High court eases Vt. breathalyzer rules in DUI cases
MONTPELIER Ė The Vermont Supreme Court has ruled that a data printout from breathalyzer machines is sufficient to prosecute drunken driving charges.
The decision overrules a state Board of Health decision that said police would need a more direct reading from the memory function of the 66 Datamaster machines used by the Vermont State Police and other law enforcement agencies across the state.
The board had overruled Vermont Health Commissioner Paul Jarris, who had ordered that the memory function be turned off on the machines.
Defense attorneys have contended data stored on the machine's memory provides the most dependable information as to whether a machine was working properly at the time the breath tests were taken.
However, the health department claimed that the cost of processing the information was too high and sought permission from the state's highest court to again turn the machines memory function off.
"We conclude that the Board lacked jurisdiction to review the Commissioner's authorization to law enforcement to turn off the data-storage function," the Vermont Supreme Court wrote in its recent decision. "In addition, we hold that this authorization was not an agency action subject to review."
The Supreme Court's ruling was posted late last week on the court's Web site.
In its decision, the high court vacated the Board of Health's ruling that memory function of the machines must be turned on.
"There is no law that requires law enforcement to utilize the DataMaster data-collection function, and the Commissioner is under no statutory duty to either maintain or disable this function. Indeed, the Commissioner took no action to require the use of the data collection function in the first place," the decision stated.
"Viewed in this context, the Notice of DataMaster Function Termination plaintiff appealed to superior court and then to the Board is only a notice, as its words state, and is not a reviewable agency action."
St. Johnsbury defense attorney David Sleigh had appealed Jarris' decision to the Board of Health.

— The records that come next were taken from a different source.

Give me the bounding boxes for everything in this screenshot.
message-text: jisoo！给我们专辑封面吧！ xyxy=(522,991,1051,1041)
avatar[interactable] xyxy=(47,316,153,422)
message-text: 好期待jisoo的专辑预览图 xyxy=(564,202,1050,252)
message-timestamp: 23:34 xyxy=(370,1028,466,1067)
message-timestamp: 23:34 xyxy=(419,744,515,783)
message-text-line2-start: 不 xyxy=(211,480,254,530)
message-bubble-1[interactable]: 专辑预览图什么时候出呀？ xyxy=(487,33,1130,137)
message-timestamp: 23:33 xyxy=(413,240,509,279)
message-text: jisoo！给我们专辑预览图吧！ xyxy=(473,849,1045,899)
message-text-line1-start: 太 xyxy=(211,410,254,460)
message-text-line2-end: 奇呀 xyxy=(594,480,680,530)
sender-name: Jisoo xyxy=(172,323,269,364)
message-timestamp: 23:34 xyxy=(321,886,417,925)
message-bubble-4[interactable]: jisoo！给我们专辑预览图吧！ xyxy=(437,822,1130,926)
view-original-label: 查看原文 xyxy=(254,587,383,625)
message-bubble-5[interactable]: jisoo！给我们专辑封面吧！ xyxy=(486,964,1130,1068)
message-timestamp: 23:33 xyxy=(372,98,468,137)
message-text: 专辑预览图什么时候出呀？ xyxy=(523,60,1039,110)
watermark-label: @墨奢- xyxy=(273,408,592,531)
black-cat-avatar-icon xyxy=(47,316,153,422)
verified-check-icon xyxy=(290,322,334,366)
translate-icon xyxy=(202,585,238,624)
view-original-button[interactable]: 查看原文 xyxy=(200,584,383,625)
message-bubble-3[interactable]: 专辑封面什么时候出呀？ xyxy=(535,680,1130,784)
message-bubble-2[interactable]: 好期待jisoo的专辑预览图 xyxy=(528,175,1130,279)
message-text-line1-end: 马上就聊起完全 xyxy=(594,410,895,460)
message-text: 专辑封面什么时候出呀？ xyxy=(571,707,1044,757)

He argued that the records from the machines were needed to verify the machines were working properly.
The health department argued in court records police who use the machines as well as the printouts that are provided when the arrest takes place are all that is needed to make sure the machines are working correctly.
The health department in 1999 started to receive many requests from defense attorneys who discovered that information from the memory function could prove to be valuable in court.
Collecting that information, however, often required a state employee to travel to the machine's location, and then health department chemists were called into court to testify about the information generated from the memory function of the machines.
The health department estimated a full-time employee was needed to deal with the increasing number of court cases and about $30,000 annually was needed to design and maintain an automated data collection system from all DataMaster locations.
According to court records, because of the lack of funding, drunken driving cases started being dismissed when chemists could not appear in person for every court case.
Also, the department could not keep up with demands for memory printouts.
Jarris in the spring of 2003 then called for the memory on all machines to be disabled, court records stated.
The state Board of Health overruled Jarris seven months later. The board stated that Datamasters were the "most reliable and comprehensive tool available" to track the state's breath-testing machines.
That decision by the board drew praise from defense attorneys, who hoped that the Supreme Court would uphold that decision.